2. No OutputPath tag
   I would expect this tag if the .csproj file is loaded inside Visual Studio. But it is possible to declare it in targets-files instead of .csproj files. So you have to check the imported targets files as well.
   eg Look at the file Microsoft.CSharp.targets. This is the standard imported targets file for CS-Projects in Visual Studio. It makes computations and declarations of OutputPath.
   Second possibility to look are your own targets files that you can import (handwritten .csproj files). Declarations are possible there as well.
   Third possibility: I think it is possible to declare this variable via command line argument for MSBuild though not for Visual Studio.

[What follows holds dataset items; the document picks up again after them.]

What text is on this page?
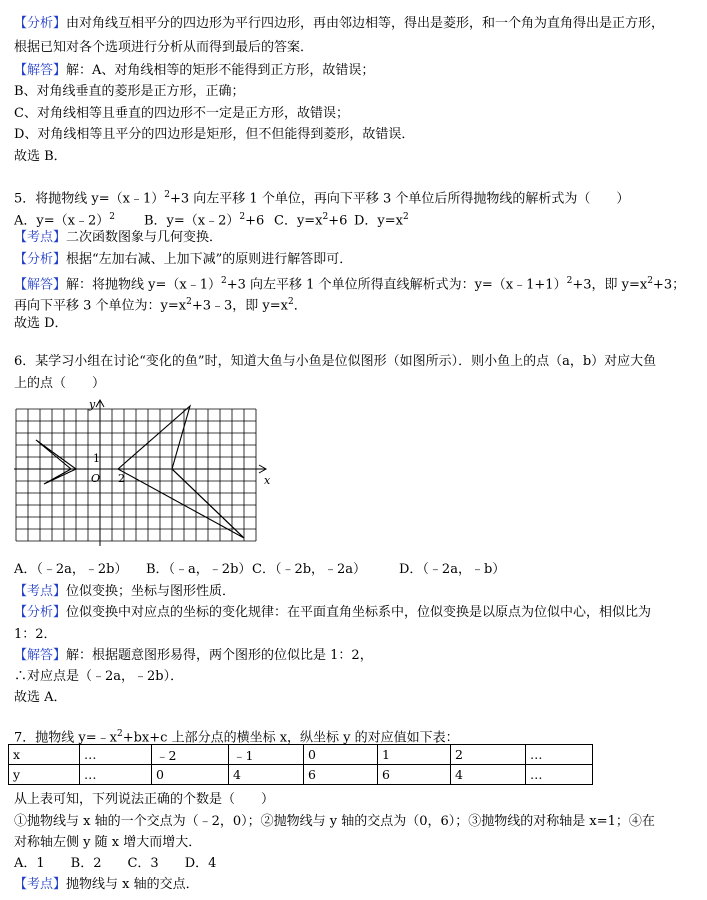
【分析】由对角线互相平分的四边形为平行四边形，再由邻边相等，得出是菱形，和一个角为直角得出是正方形，
根据已知对各个选项进行分析从而得到最后的答案．
【解答】解：A、对角线相等的矩形不能得到正方形，故错误；
B、对角线垂直的菱形是正方形，正确；
C、对角线相等且垂直的四边形不一定是正方形，故错误；
D、对角线相等且平分的四边形是矩形，但不但能得到菱形，故错误．
故选 B．
5．将抛物线 y=（x﹣1）$^2$+3 向左平移 1 个单位，再向下平移 3 个单位后所得抛物线的解析式为（　　）
A．y=（x﹣2）$^2$ B．y=（x﹣2）$^2$+6 C．$y=x^2+6$ D．$y=x^2$
【考点】二次函数图象与几何变换．
【分析】根据“左加右减、上加下减”的原则进行解答即可．
【解答】解：将抛物线 y=（x﹣1）$^2$+3 向左平移 1 个单位所得直线解析式为：y=（x﹣1+1）$^2$+3，即 $y=x^2+3$；
再向下平移 3 个单位为：$y=x^2+3﹣3$，即 $y=x^2$．
故选 D．
6．某学习小组在讨论“变化的鱼”时，知道大鱼与小鱼是位似图形（如图所示）．则小鱼上的点（a，b）对应大鱼
上的点（　　）
y
x
O
1
2
A．（﹣2a，﹣2b） B．（﹣a，﹣2b）C．（﹣2b，﹣2a）	D．（﹣2a，﹣b）
【考点】位似变换；坐标与图形性质．
【分析】位似变换中对应点的坐标的变化规律：在平面直角坐标系中，位似变换是以原点为位似中心，相似比为
1：2．
【解答】解：根据题意图形易得，两个图形的位似比是 1：2，
∴对应点是（﹣2a，﹣2b）．
故选 A．
7．抛物线 $y=﹣x^2+bx+c$ 上部分点的横坐标 x，纵坐标 y 的对应值如下表：
x	…	﹣2	﹣1	0	1	2	…
y	…	0	4	6	6	4	…
从上表可知，下列说法正确的个数是（　　）
①抛物线与 x 轴的一个交点为（﹣2，0）；②抛物线与 y 轴的交点为（0，6）；③抛物线的对称轴是 x=1；④在
对称轴左侧 y 随 x 增大而增大．
A．1　　B．2　　C．3　　D．4
【考点】抛物线与 x 轴的交点．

3. Would Visual Studio work without this tag in the .csproj file?
   Usually not, BUT you could declare to override errors from the standard C# targets file (Microsoft.CSharp.targets) and make it build - but then it is declared in this file.
   Standard Output directory if not declared would be \\bin\\Debug (for debug builds) as defined by Microsoft.CSharp.targets.
   Otherwise you get an error. Missing OutputPath declaration.

4. How is it computed Look at the .csproj file and targets files (excluding command line parameters in MSBuild) and see which PropertyGroup sections are valid (check the conditions). For example:

   <PropertyGroup Condition=" '$(Configuration)|$(Platform)' == 'Debug|AnyCPU' ">
   </PropertyGroup>
   Everything inside this would be valid for the selected configuration Debug and AnyCPU. Especially in the standard targets file there are a some declarations for OutputPath. This is where it seems to get non-standard for you if your information is correct: Usually you get an error in Visual Studio building if OutputPath is not declared because there is a section in targets checking the declaration and throwing an error (you can change this behavior - see point 3). Interpretation would be top-down like any script.

5. src-z comes from where? (in Visual Studio)
   Scan all .csproj files and targets files you are using for "src-z" and the hard disk location of the solution file to find out where it comes.

If you really don't have any OutputPath declaration anywhere then I don't have an explanation why your VS-Build is working.
And if you don't find src-z then can you post some more information on your .csproj file and how you use it (Visual Studio and solutions)?

Answer 3

I found the issue. One of the referenced projects was defining <BaseIntermediateOutputPath> as $SolutionDir + "-" + $ProjectName , which yields to c:\\a\\b\\c\\src-z .

As for answering my question, the best I could deduce is:

1. If there is <OutputPath> , then it's used.
2. Otherwise, the output path is defined as <BaseIntermediateOutputPath> + <IntermediateOutputPath> + "bin".
3. The default value of <BaseIntermediateOutputPath> is the project directory.
4. The default value of <IntermediateOutputPath> is defined by the build type (ie, Debug, Release, etc.).